- Oui. Le risque d'infection dans les écoles existe, mais pour chaque scénario possible il y a une décision

Le président du Conseil de conseil de l'Anti-COVIID-19, Lul Raka, a parlé de la situation pandémique au Kosovo, de la deuxième vague de lutte contre la pandémie, de l'ouverture de théâtres et de cinémas et de l'ouverture d'écoles en République du Kosovo dans des conditions pandémiques. Raka a déclaré que l'ouverture des écoles a été [...]
Raka a déclaré que l'ouverture d'écoles a été l'un des points prioritaires de cette période de lutte contre la pandémie, la plaçant dans la catégorie des services essentiels, à savoir la santé, la police et l'approvisionnement alimentaire.
Pendant ce temps, des protocoles de redémarrage de l'apprentissage ont été élaborés, comme Raka a dit que tout scénario possible est sur la table.

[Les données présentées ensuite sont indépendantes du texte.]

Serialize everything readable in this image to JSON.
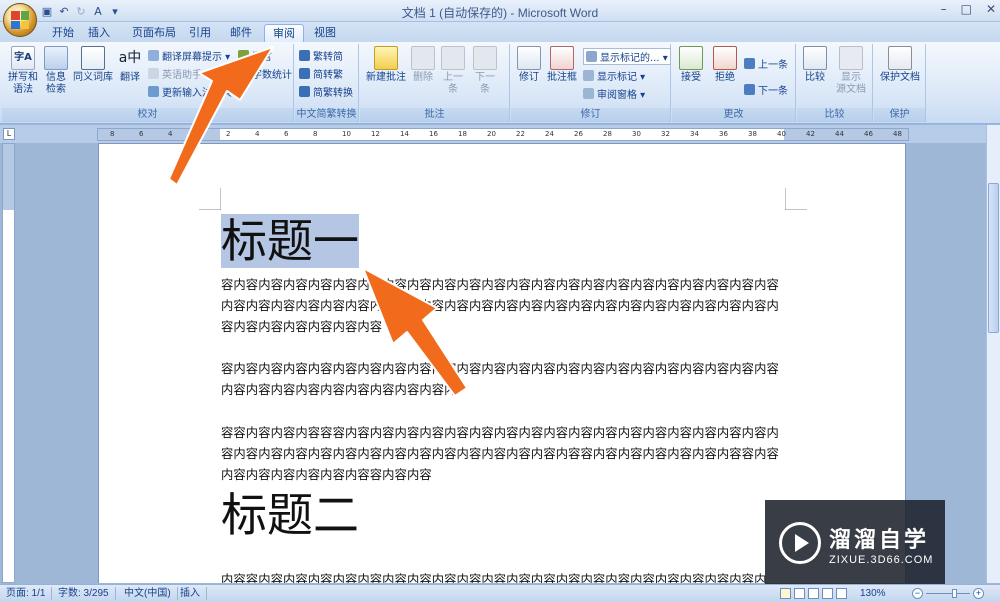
{
  "app": {
    "title": "文档 1 (自动保存的) - Microsoft Word",
    "window_controls": [
      "–",
      "□",
      "✕"
    ]
  },
  "quick_access": [
    "save-icon",
    "undo-icon",
    "redo-icon",
    "format-icon",
    "customize-icon"
  ],
  "tabs": [
    {
      "label": "开始"
    },
    {
      "label": "插入"
    },
    {
      "label": "页面布局"
    },
    {
      "label": "引用"
    },
    {
      "label": "邮件"
    },
    {
      "label": "审阅",
      "active": true
    },
    {
      "label": "视图"
    }
  ],
  "ribbon": {
    "proofing": {
      "label": "校对",
      "spelling": "拼写和\n语法",
      "research": "信息\n检索",
      "thesaurus": "同义词库",
      "translate": "翻译",
      "translate_tip": "翻译屏幕提示 ▾",
      "english_assistant": "英语助手",
      "update_ime": "更新输入法词典",
      "language": "语言",
      "word_count": "字数统计"
    },
    "chinese_conversion": {
      "label": "中文简繁转换",
      "to_simplified": "繁转简",
      "to_traditional": "简转繁",
      "conversion": "简繁转换"
    },
    "comments": {
      "label": "批注",
      "new": "新建批注",
      "delete": "删除",
      "previous": "上一条",
      "next": "下一条"
    },
    "tracking": {
      "label": "修订",
      "track": "修订",
      "balloons": "批注框",
      "display_for_review": "显示标记的... ▾",
      "show_markup": "显示标记 ▾",
      "reviewing_pane": "审阅窗格 ▾"
    },
    "changes": {
      "label": "更改",
      "accept": "接受",
      "reject": "拒绝",
      "previous": "上一条",
      "next": "下一条"
    },
    "compare": {
      "label": "比较",
      "compare": "比较",
      "show_source": "显示\n源文档"
    },
    "protect": {
      "label": "保护",
      "protect_document": "保护文档"
    }
  },
  "ruler": {
    "marks": [
      "8",
      "6",
      "4",
      "2",
      "2",
      "4",
      "6",
      "8",
      "10",
      "12",
      "14",
      "16",
      "18",
      "20",
      "22",
      "24",
      "26",
      "28",
      "30",
      "32",
      "34",
      "36",
      "38",
      "40",
      "42",
      "44",
      "46",
      "48"
    ]
  },
  "document": {
    "heading1": "标题一",
    "para1": "容内容内容内容内容内容内容内容内容内容内容内容内容内容内容内容内容内容内容内容内容内容内容内容内容内容内容内容内容内容内容内容内容内容内容内容内容内容内容内容内容内容内容内容内容内容内容内容内容内容内容内容",
    "para2": "容内容内容内容内容内容内容内容内容内容内容内容内容内容内容内容内容内容内容内容内容内容内容内容内容内容内容内容内容内容内容内容内",
    "para3": "容容内容内容内容容容内容内容内容内容内容内容内容内容内容内容内容内容内容内容内容内容内容内容内容内容内容内容内容内容内容内容内容内容内容内容内容内容容内容内容内容内容内容内容容内容内容内容内容内容内容内容容内容内容",
    "heading2": "标题二",
    "para4": "内容容内容内容内容内容内容内容内容内容内容内容内容内容内容内容内容内容内容内容内容内容内"
  },
  "status": {
    "page": "页面: 1/1",
    "words": "字数: 3/295",
    "language": "中文(中国)",
    "mode": "插入",
    "zoom": "130%"
  },
  "watermark": {
    "name": "溜溜自学",
    "url": "ZIXUE.3D66.COM"
  }
}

Il y a plus de 10 arguments pour rouvrir les écoles. Chacun a sa part de responsabilité. La partie opérationnelle se trouve dans la municipalité. La décision normale du gouvernement, en coopération même en consultation depuis le début, a été prise avec les municipalités. Bien entendu, le principe a été de mettre en œuvre des mesures préventives. S'il avait 40 élèves dans une classe, il n'enseignerait pas 40 élèves. Il y aura des nombres réduits, des protocoles ont été rédigés, ils sont disponibles récemment. Chaque scénario est sur la table, maintenant la partie mise en œuvre rendra les municipalités même les écoles, les enseignants, les étudiants et les parents ensemble”, Raka a dit d'un média Kosovo.
Raka a déclaré que malgré les mesures prises, le risque d'infection dans les écoles existe, mais malgré cela, la décision est prise dans chaque scénario possible.
“S'il y a un cas où une école n'est pas bien préparée, pas du tout pour commencer, mais seulement à cette école pour prendre des dispositions, pas pour fermer le Kosovo, pas toutes les écoles”, a dit Raka.
L'infectologue Raca a également mentionné deux éléments indésirables, soit le grand nombre de cas d'infection et s'il n'y a pas suffisamment de tests dans la communauté.
Nous avons eu beaucoup de nombres depuis le début du mois d'août, et à la fin de juillet, si nous avions ces nombres aujourd'hui, il n'y avait pas de route scolaire, parce qu'il y avait plus de 10 cas. Mais avec le déclin, le danger existe, mais si tout le monde fait sa part de responsabilité, même si les élèves et les enseignants ainsi que nous en tant que peuple, parce que ces enfants de la maison vont à l'école parce que 80% des infections sont ramenées à la maison. Et cela accroît la responsabilité des jeunes, qui ont beaucoup augmenté au cours des deux derniers mois à travers le monde, et qui devraient être conscients de protéger les autres”, a déclaré Raka.